Two new review papers, co-authored by OpenTopography staff, have been published recently that focus on the use lidar and high resolution topography for understanding mass and energy transfer through landscapes and the critical zone respectively.
The study of mass and energy transfer across landscapes has recently evolved to comprehensive considerations acknowledging the role of biota and humans as geomorphic agents, as well as the importance of small-scale landscape features. A contributing and supporting factor to this evolution is the emergence over the last two decades of technologies able to acquire high resolution topography (HRT) (meter and sub-meter resolution) data. Landscape features can now be captured at an appropriately fine spatial resolution at which surface processes operate; this has revolutionized the way we study Earth-surface processes. The wealth of information contained in HRT also presents considerable challenges. For example, selection of the most appropriate type of HRT data for a given application is not trivial. No definitive approach exists for identifying and filtering erroneous or unwanted data, yet inappropriate filtering can create artifacts or eliminate/distort critical features. Estimates of errors and uncertainty are often poorly defined and typically fail to represent the spatial heterogeneity of the dataset, which may introduce bias or error for many analyses. For ease of use, gridded products are typically preferred rather than the more information-rich point cloud representations. Thus many users take advantage of only a fraction of the available data, which has furthermore been subjected to a series of operations often not known or investigated by the user. Lastly, standard HRT analysis work-flows are yet to be established for many popular HRT operations, which has contributed to the limited use of point cloud data.
In this review, we identify key research questions relevant to the Earth-surface processes community within the theme of mass and energy transfer across landscapes and offer guidance on how to identify the most appropriate topographic data type for the analysis of interest. We describe the operations commonly performed from raw data to raster products and we identify key considerations and suggest appropriate work-flows for each, pointing to useful resources and available tools. Future research directions should stimulate further development of tools that take advantage of the wealth of information contained in the HRT data and address the present and upcoming research needs such as the ability to filter out unwanted data, compute spatially variable estimates of uncertainty and perform multi-scale analyses. While we focus primarily on HRT applications for mass and energy transfer, we envision this review to be relevant beyond the Earth-surface processes community for a much broader range of applications involving the analysis of HRT.

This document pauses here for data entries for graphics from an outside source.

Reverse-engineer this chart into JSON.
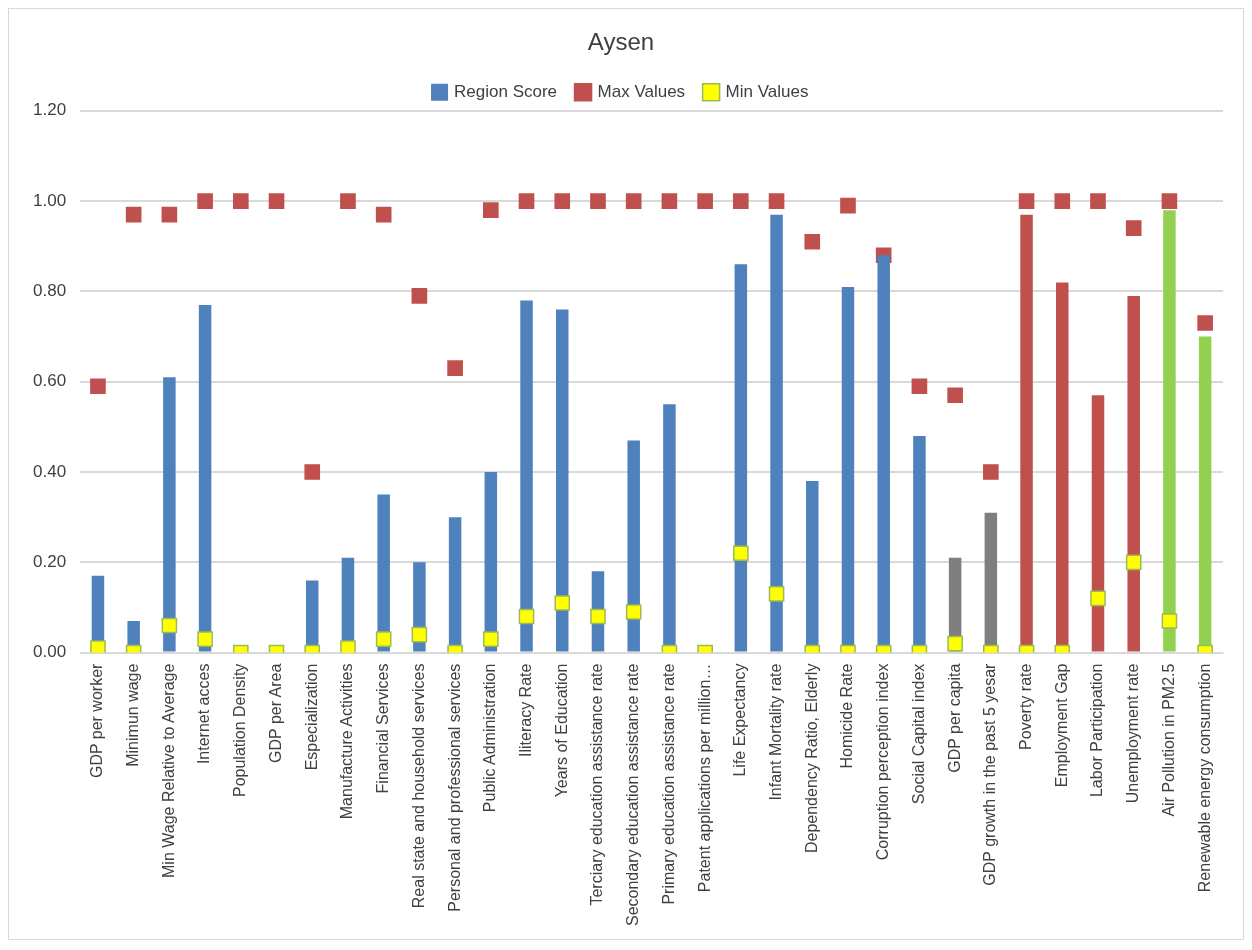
{
  "chart_data": {
    "type": "bar",
    "title": "Aysen",
    "categories": [
      "GDP per worker",
      "Minimun wage",
      "Min Wage Relative to Average",
      "Internet acces",
      "Population Density",
      "GDP per Area",
      "Especialization",
      "Manufacture Activities",
      "Financial Services",
      "Real state and household services",
      "Personal and professional services",
      "Public Administration",
      "Iliteracy Rate",
      "Years of Education",
      "Terciary education assistance rate",
      "Secondary education assistance rate",
      "Primary education assistance rate",
      "Patent applications per million…",
      "Life Expectancy",
      "Infant Mortality rate",
      "Dependency Ratio, Elderly",
      "Homicide Rate",
      "Corruption perception index",
      "Social Capital index",
      "GDP per capita",
      "GDP growth in the past 5 yesar",
      "Poverty rate",
      "Employment Gap",
      "Labor Participation",
      "Unemployment rate",
      "Air Pollution in PM2.5",
      "Renewable energy consumption"
    ],
    "series": [
      {
        "name": "Region Score",
        "color": "#4f81bd",
        "colors": [
          "#4f81bd",
          "#4f81bd",
          "#4f81bd",
          "#4f81bd",
          "#4f81bd",
          "#4f81bd",
          "#4f81bd",
          "#4f81bd",
          "#4f81bd",
          "#4f81bd",
          "#4f81bd",
          "#4f81bd",
          "#4f81bd",
          "#4f81bd",
          "#4f81bd",
          "#4f81bd",
          "#4f81bd",
          "#4f81bd",
          "#4f81bd",
          "#4f81bd",
          "#4f81bd",
          "#4f81bd",
          "#4f81bd",
          "#4f81bd",
          "#7f7f7f",
          "#7f7f7f",
          "#c0504d",
          "#c0504d",
          "#c0504d",
          "#c0504d",
          "#92d050",
          "#92d050"
        ],
        "values": [
          0.17,
          0.07,
          0.61,
          0.77,
          0,
          0,
          0.16,
          0.21,
          0.35,
          0.2,
          0.3,
          0.4,
          0.78,
          0.76,
          0.18,
          0.47,
          0.55,
          0,
          0.86,
          0.97,
          0.38,
          0.81,
          0.88,
          0.48,
          0.21,
          0.31,
          0.97,
          0.82,
          0.57,
          0.79,
          0.98,
          0.7
        ]
      },
      {
        "name": "Max Values",
        "type": "scatter",
        "color": "#c0504d",
        "values": [
          0.59,
          0.97,
          0.97,
          1.0,
          1.0,
          1.0,
          0.4,
          1.0,
          0.97,
          0.79,
          0.63,
          0.98,
          1.0,
          1.0,
          1.0,
          1.0,
          1.0,
          1.0,
          1.0,
          1.0,
          0.91,
          0.99,
          0.88,
          0.59,
          0.57,
          0.4,
          1.0,
          1.0,
          1.0,
          0.94,
          1.0,
          0.73
        ]
      },
      {
        "name": "Min Values",
        "type": "scatter",
        "color": "#ffff00",
        "values": [
          0.01,
          0,
          0.06,
          0.03,
          0,
          0,
          0,
          0.01,
          0.03,
          0.04,
          0,
          0.03,
          0.08,
          0.11,
          0.08,
          0.09,
          0,
          0,
          0.22,
          0.13,
          0,
          0,
          0,
          0,
          0.02,
          0,
          0,
          0,
          0.12,
          0.2,
          0.07,
          0
        ]
      }
    ],
    "ylim": [
      0,
      1.2
    ],
    "yticks": [
      {
        "value": 0,
        "label": "0.00"
      },
      {
        "value": 0.2,
        "label": "0.20"
      },
      {
        "value": 0.4,
        "label": "0.40"
      },
      {
        "value": 0.6,
        "label": "0.60"
      },
      {
        "value": 0.8,
        "label": "0.80"
      },
      {
        "value": 1.0,
        "label": "1.00"
      },
      {
        "value": 1.2,
        "label": "1.20"
      }
    ],
    "grid": "y",
    "legend": "top",
    "marker": "square"
  }
}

Passalacqua, P., Belmont, P., Staley, D. M., Simley, J. D., Arrowsmith, J R., Bode, C. A., Crosby, C., DeLong, S., Glenn, N., Kelly, S. A., Lague, D., Sangireddy, H., Schaffrath,K., Tarboton, D., Wasklewicz, T, Wheaton, J., 2015, Analyzing high resolution topography for advancing the understanding of mass and energy transfer through landscapes: A review. Earth-Science Reviews, Volume 148, Pages 174?193, doi:10.1016/j.earscirev.2015.05.012
Observation and quantification of the Earth surface is undergoing a revolutionary change due to the increased spatial resolution and extent afforded by light detection and ranging (lidar) technology. As a consequence, lidar-derived information has led to fundamental discoveries within the individual disciplines of geomorphology, hydrology, and ecology. These disciplines form the cornerstones of Critical Zone (CZ) science, where researchers study how interactions among the geosphere, hydrosphere, and ecosphere shape and maintain the “zone of life”, extending from the groundwater to the vegetation canopy. Lidar holds promise as a transdisciplinary CZ research tool by simultaneously allowing for quantification of topographic, vegetative, and hydrological data. Researchers are just beginning to utilize lidar datasets to answer synergistic questions in CZ science, such as how landforms and soils develop in space and time as a function of the local climate, biota, hydrologic properties, and lithology. This review’s objective is to demonstrate the transformative potential of lidar by critically assessing both challenges and opportunities for transdisciplinary lidar applications. A review of 147 peer-reviewed studies utilizing lidar showed that 38 % of the studies were focused in geomorphology, 18 % in hydrology, 32 % in ecology, and the remaining 12 % have an interdisciplinary focus. We find that using lidar to its full potential will require numerous advances across CZ applications, including new and more powerful open-source processing tools, exploiting new lidar acquisition technologies, and improved integration with physically-based models and complementary in situ and remote-sensing observations. We provide a five-year vision to utilize and advocate for the expanded use of lidar datasets to benefit CZ science applications.
Harpold, A. A., Marshall, J. A., Lyon, S. W., Barnhart, T. B., Fisher, B. A., Donovan, M., Brubaker, K. M., Crosby, C. J., Glenn, N. F., Glennie, C. L., Kirchner, P. B., Lam, N., Mankoff, K. D., McCreight, J. L., Molotch, N. P., Musselman, K. N., Pelletier, J., Russo, T., Sangireddy, H., Sj?berg, Y., Swetnam, T., and West, N., 2015, Laser vision: lidar as a transformative tool to advance critical zone science, Hydrol. Earth Syst. Sci., 19, 2881-2897, doi:10.5194/hess-19-2881-2015.